Mais voilà ce que me disais et ce que je me dis encore aujourd’hui : Dans le cas où une ou deux balles ne tueraient pas le lion (chose très-possible), quand il bondira sur moi, si je résiste au choc, je ferai en sorte de lui faire avaler mon fusil jusqu’à la crosse ; puis, si ses griffes puissantes ne m’ont ni terrassé, ni harponné, je jouerai du poignard dans les yeux ou dans la région du cœur, suivant ma liberté de manœuvre et l’état de ses membres.

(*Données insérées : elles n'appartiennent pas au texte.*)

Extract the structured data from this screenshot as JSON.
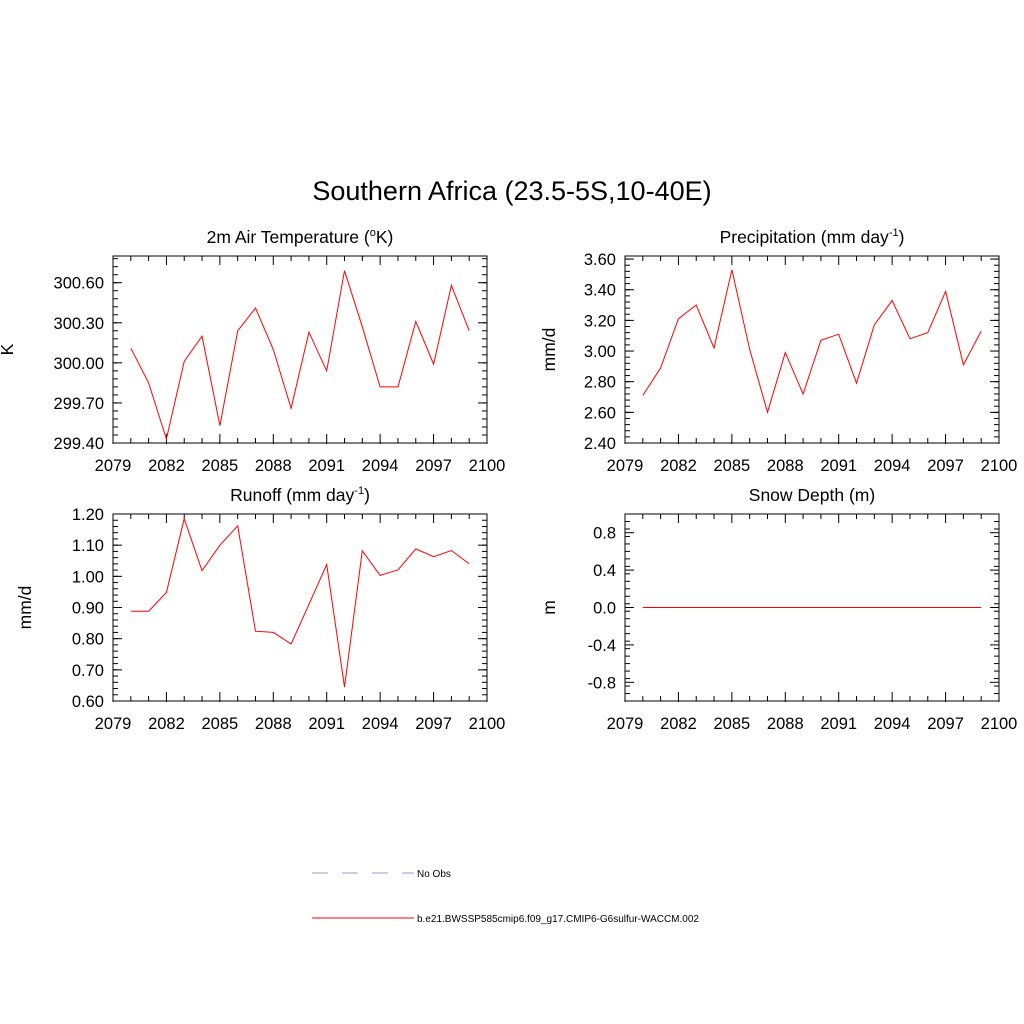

Si je tombe au choc de l’attaque, ce qui est plus que probable, pourvu que j’aie mes deux mains libres, la gauche cherchera le cœur et la droite frappera.

Si, le lendemain, on ne trouve pas deux cadavres entrelacés, le mien n’aura pas quitté le champ de bataille et celui du lion ne sera pas loin ; le poignard dira le reste.

Je venais de tirer mon poignard du fourreau et de le planter dans la terre, à portée de la main, quand les yeux du lion commencèrent à descendre vers le ruisseau.

Je fis mentalement mes adieux et la promesse de bien mourir à ceux qui me sont chers, et, lorsque mon doigt chercha doucement la détente, j’étais moins ému que le lion qui allait se mettre à l’eau.